Na rede pública estadual, o Programa de Cirurgia Bariátrica (BariSUS) atende pacientes com obesidade por meio de uma equipe multiprofissional, que reúne endocrinologistas, nutricionistas, psicólogos e cirurgiões. A avaliação considera as condições individuais de cada paciente antes da definição da estratégia terapêutica.

Medicamentos não são indicados para todos

De acordo com Amanda Brito, responsável técnica pelo BariSUS no Amapá, as medicações podem fazer parte do tratamento em situações específicas de obesidade crônica, mas não são adequadas para todas as pessoas.

A existência de outras doenças ou condições de saúde pode contraindicar determinados medicamentos. Por isso, a prescrição ocorre somente depois da avaliação endocrinológica e da análise da resposta do organismo ao tratamento.

Além da indicação correta, o acompanhamento profissional permite orientar o paciente sobre a utilização adequada do medicamento e reduzir riscos relacionados à aplicação.

Compra irregular também preocupa

Outro alerta da Sesa está relacionado à aquisição das chamadas canetas fora de estabelecimentos autorizados. A compra em fontes não regulamentadas pode colocar o consumidor em contato com produtos falsificados ou de procedência desconhecida.

A aplicação incorreta também pode provocar lesões, já que os medicamentos possuem orientações específicas quanto à forma e ao local de administração.

Por esse motivo, a orientação é não comprar medicamentos para emagrecimento sem receita e evitar produtos comercializados por meio de canais informais.

Atenção redobrada entre crianças e adolescentes

A preocupação também envolve o uso desses medicamentos por crianças e adolescentes sem acompanhamento adequado. Conforme a Sesa, a Sociedade Brasileira de Pediatria (SBP) já alertou para possíveis consequências nessa faixa etária, entre elas déficit de crescimento, perda muscular, pancreatite e alterações metabólicas.

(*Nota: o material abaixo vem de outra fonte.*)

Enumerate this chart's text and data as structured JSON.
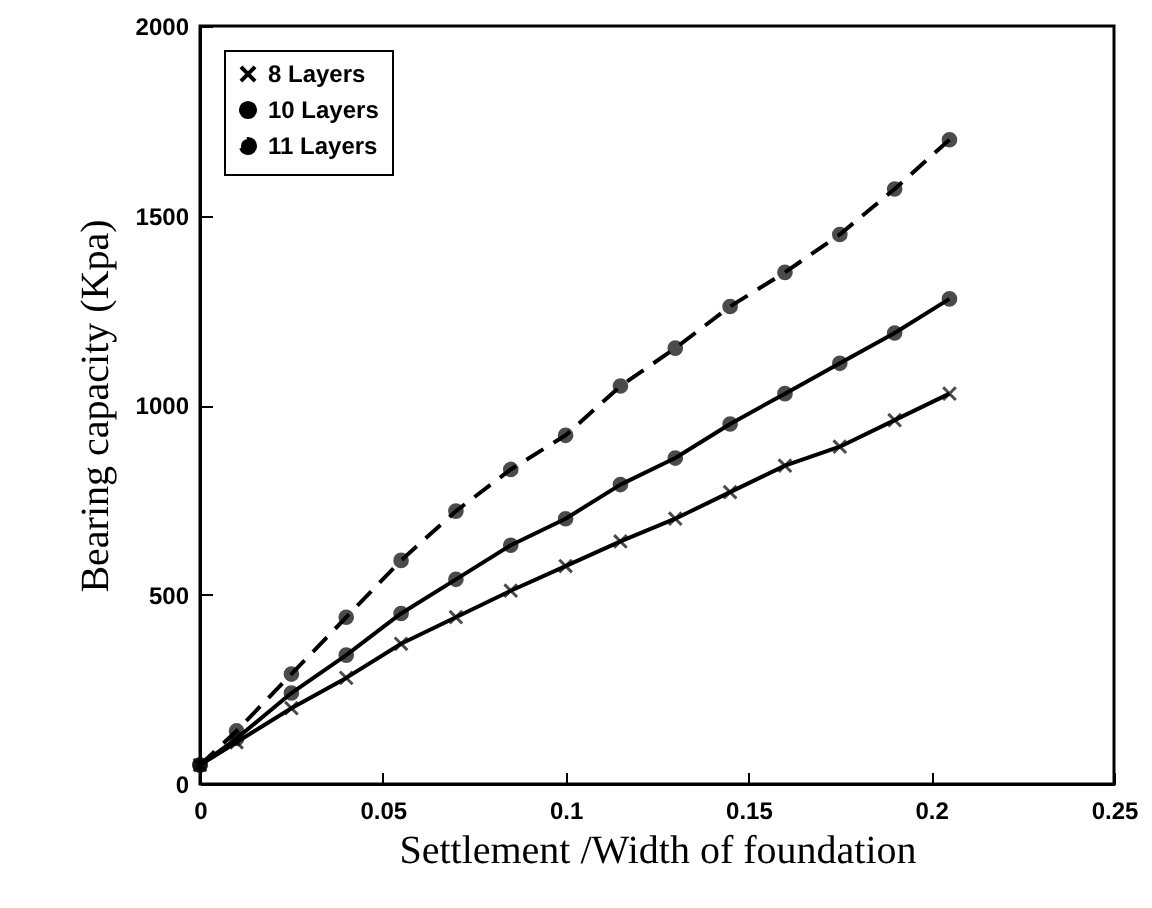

A recomendação é que qualquer tratamento destinado à perda de peso seja definido por profissionais habilitados, considerando idade, condições clínicas e necessidades específicas de cada paciente.

Tratamento começa pela UBS

Pessoas que precisam de acompanhamento para obesidade devem procurar a Unidade Básica de Saúde (UBS) mais próxima. A partir da avaliação inicial, o paciente pode receber encaminhamento para os serviços especializados da rede pública.

A orientação da Sesa é que medicamentos sejam utilizados somente mediante prescrição e acompanhamento profissional, evitando a automedicação e a compra de produtos de origem desconhecida.

O tratamento da obesidade pode envolver diferentes estratégias e deve ser definido individualmente, de acordo com a avaliação clínica de cada paciente.